Credit Abbey Oldham/WKU Public Radio
A Corvette logo glistens in the wet weather during the Corvette Homecoming outside the Sloan Convention Center in Bowling Green

“This one went back with total original pieces and there were no modifications so it went back just by the book.  And if you take it step-by-step, it’s pretty simple. Really, I don’t think there anything, really, as far as what I would call a major, major hurdle, other than just your time commitment.”

And he says that time – to be able to attend to every minute detail of putting the car back together – can actually produce up in a better car than one rolled off the assembly line 50 years ago.

“We have the opportunity to spend more time perfecting what GM probably on the assembly line didn’t have – and the technology at the time they were constructing these cars and assembling them in ’63. So we can improve upon a really good product that they had,” said Traughber.

To say Traughber has a passion for restoring corvettes would be an understatement.  The ’63 Sting Ray Coupe is the sixth one he’s done.  

“Well, it’s America’s sports car. And it’s the best therapist you can ever find”
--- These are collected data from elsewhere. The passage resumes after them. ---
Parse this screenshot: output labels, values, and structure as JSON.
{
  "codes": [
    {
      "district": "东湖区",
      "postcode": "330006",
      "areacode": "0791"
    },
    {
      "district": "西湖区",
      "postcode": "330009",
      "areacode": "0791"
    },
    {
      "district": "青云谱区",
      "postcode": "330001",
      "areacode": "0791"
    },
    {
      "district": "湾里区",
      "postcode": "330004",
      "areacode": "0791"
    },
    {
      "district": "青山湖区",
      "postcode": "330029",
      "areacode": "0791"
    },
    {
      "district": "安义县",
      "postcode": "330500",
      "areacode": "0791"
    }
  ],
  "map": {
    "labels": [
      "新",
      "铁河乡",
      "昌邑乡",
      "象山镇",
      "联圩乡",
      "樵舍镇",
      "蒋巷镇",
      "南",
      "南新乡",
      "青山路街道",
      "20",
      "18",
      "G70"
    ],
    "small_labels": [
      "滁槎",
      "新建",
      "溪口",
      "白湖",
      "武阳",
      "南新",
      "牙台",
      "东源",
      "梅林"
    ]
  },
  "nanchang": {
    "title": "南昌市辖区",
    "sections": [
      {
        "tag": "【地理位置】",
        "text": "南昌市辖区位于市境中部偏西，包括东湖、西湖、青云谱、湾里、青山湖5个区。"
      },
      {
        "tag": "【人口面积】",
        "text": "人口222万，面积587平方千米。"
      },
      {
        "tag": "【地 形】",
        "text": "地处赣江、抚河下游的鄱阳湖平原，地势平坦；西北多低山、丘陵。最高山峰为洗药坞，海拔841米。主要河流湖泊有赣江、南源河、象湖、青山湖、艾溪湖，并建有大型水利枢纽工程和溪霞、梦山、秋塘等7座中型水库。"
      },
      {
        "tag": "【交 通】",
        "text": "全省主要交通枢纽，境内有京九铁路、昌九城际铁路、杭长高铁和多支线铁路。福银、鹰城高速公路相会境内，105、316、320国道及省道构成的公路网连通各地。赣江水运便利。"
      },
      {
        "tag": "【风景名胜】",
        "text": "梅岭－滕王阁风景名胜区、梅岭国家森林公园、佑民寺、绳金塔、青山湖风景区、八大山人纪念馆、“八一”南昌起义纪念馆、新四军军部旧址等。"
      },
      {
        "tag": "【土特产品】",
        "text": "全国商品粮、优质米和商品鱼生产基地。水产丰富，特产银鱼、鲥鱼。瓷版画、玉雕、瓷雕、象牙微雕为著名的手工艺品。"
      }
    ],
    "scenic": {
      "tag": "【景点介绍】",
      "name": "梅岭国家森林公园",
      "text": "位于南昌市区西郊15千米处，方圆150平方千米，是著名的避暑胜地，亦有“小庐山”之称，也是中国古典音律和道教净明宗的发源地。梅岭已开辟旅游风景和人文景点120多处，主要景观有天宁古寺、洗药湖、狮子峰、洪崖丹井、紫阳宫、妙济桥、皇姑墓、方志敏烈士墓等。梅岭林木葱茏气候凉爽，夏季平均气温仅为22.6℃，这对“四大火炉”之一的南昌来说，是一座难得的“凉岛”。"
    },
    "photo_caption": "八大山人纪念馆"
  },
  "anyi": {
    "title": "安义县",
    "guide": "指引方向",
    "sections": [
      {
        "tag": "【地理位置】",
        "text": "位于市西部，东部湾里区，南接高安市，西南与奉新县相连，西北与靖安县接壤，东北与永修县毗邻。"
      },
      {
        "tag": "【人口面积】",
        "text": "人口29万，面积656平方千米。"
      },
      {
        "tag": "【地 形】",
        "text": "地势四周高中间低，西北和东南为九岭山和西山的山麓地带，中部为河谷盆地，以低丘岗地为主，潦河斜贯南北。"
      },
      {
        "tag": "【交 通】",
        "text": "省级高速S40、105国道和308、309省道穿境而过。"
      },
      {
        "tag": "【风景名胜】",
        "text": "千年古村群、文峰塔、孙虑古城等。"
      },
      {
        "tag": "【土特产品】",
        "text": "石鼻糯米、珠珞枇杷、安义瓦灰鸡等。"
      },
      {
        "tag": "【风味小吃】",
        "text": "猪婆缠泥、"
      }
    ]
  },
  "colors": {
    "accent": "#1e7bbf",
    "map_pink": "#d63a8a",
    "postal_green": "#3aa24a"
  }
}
The Corvette Homecoming in Bowling Green not only gives enthusiasts a chance to swap stories over popped hoods. It’s also a marketplace to find everything Corvette – from jewelry, and t-shirts to replica miniatures and accessories.

There was also artwork.

“Well my father was a car dealer. And my mother was an artist and a photographer and a writer,” said Jerry Speight of Murray, Kentucky.

And that parental influence led Speight to begin painting pictures of Corvettes.  He’s done 25 of them. All now hang in the National Corvette Museum 10 minutes away.   

His paintings feature the cars, of course, but also vivid background images.

“The painting has to go through an ‘ugly phase’ – you know that’s funny, where you get a little disgusted. But I try to get them as realistic as possible and then I try to do something that’s different with each painting.  I think if they ever start looking all alike, I’ll quit – but so far, each one is a new challenge.”